Jezebel do Cpers comunicou: 

- Desculpe, Contra, mas acho que o Gatolino morreu, levado pelas ondas. 

Aristarco, corpo se dobrando para se jogar na onda, parou e voltou até a água pelos joelhos. 

- Isso não é coisa que se diga, Jêze. Só faltou dizer que o Contra matou o pobrezinho.

Ela piscou, apostava que o gato estava vivo, gato é gato, mas Aristarco seguiu de cara fechada, ora. Voltou para o mar e furou a onda, e se foi nadando. Aristarco de Serraria é um peixe.

- Não, agora me lembrei, ele saiu comigo de lá adiante, na volta da rebentação -, disse o Contralouco.

Clóvis Baixo, o tinhoso, vindo de carona com uma ondona, se chegou aqui na água pela cintura, gritando:

- Não morreu nada, roubaram o Gatolino!

E voltou para dentro do mar. Queriam enlouquecer o Contralouco. Ele quieto, sentado na areia molhada, mais sério que capincho, pensando em voz alta.

- Não, não roubaram, ele não vai, e eu mato a pessoa que..., ninguém roubou nada, ele que se perdeu, é novinho, de repente está chegando em Torres a nado. 

E ficou murmurando "não roubaram não... não...", enquanto pensava.

Então surgiu a gata. A rainha do Quintão, 34 anos, divorciada, deusa branca dentro de um biquini roxo de duas peças, idolatrada à distância pelos boêmios do Bar dos Amigos, do Bar do Piroca e do Yes, e de toda a praia, se aproximou e sentou na areia, ao lado do Contra: 

- Desculpe, foi tu que perdeu um gatinho?

- Perdi. Puta que pariu, branca, não sei o que aconteceu, a gente entrou no mar, furamos ondas..., depois voltei pro bar, lá adiante ó, está vendo, e foi cerveja, churrasco e papo, e não vi mais ele... Não posso ter perdido no mar. 

O Contralouco respondeu com o olhar distante.

- Tu é o Bruno, né, Bruno Contralouco, o cara que bateu de porta em porta pedindo tabuleiros de xadrez emprestados...? Por que Contralouco?

- Ah, apelido de infância, nem sei a razão.
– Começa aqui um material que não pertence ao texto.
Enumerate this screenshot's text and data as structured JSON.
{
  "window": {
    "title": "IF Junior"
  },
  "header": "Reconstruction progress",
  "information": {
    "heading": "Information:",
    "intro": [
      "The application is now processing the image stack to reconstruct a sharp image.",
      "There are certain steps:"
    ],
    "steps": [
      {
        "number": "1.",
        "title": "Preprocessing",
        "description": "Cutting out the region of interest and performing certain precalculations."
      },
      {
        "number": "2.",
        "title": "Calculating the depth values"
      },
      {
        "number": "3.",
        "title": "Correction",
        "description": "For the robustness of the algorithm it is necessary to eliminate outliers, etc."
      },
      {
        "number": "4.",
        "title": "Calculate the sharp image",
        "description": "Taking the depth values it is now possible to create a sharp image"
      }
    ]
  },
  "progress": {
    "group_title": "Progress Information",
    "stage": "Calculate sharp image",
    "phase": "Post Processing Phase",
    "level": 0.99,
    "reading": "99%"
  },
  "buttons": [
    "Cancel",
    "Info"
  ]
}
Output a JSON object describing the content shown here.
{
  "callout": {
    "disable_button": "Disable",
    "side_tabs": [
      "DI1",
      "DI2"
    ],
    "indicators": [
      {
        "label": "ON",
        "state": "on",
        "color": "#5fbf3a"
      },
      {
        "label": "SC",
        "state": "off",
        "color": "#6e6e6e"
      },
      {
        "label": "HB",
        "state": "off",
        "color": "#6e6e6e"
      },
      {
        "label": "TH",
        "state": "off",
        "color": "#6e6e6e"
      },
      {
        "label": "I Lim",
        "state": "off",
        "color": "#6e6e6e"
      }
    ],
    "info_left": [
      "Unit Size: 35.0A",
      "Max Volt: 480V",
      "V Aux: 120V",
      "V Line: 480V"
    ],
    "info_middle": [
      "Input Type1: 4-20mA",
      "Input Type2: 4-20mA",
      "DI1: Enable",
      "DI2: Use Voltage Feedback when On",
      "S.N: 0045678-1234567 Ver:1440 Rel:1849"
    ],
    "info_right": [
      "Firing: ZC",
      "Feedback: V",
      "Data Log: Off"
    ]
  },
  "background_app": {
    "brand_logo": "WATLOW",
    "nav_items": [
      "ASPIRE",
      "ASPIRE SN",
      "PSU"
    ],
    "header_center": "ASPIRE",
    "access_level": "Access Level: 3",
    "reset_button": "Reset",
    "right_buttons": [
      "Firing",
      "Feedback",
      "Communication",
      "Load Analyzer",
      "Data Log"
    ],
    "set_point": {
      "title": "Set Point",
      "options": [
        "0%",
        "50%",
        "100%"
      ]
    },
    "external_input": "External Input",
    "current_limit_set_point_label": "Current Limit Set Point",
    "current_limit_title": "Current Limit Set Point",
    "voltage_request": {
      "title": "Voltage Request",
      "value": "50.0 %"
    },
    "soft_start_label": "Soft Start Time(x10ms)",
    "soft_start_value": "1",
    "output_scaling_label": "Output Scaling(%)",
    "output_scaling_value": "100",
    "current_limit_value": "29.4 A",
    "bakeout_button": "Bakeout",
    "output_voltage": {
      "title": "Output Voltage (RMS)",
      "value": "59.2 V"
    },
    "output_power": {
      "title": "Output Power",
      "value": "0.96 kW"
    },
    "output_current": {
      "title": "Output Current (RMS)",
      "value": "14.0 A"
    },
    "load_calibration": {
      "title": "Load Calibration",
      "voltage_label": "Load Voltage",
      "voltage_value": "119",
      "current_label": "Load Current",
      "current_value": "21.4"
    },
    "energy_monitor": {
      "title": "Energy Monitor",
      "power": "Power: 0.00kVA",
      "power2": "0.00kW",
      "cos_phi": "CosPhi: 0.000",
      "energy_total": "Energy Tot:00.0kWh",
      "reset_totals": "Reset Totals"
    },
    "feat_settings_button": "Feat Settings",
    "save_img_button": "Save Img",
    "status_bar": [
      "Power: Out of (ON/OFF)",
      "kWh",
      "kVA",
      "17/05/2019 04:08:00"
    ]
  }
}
Sim, fui eu, mas os tabuleiros eram para os amigos, eu não jogo muito bem, é pá e teve, e no teve normalmente eu mifu.

- Não se lembra de mim?

- Bem, não sei, desculpe... a correria.

- Tu bateu lá em casa, quase derrubou a porta, eu estava sozinha, no banho, depois me disse que uma menina bonita como eu não te deixaria na mão, emprestei um pequeno tabuleiro magnético... Foi quando desandou uma chuvarada.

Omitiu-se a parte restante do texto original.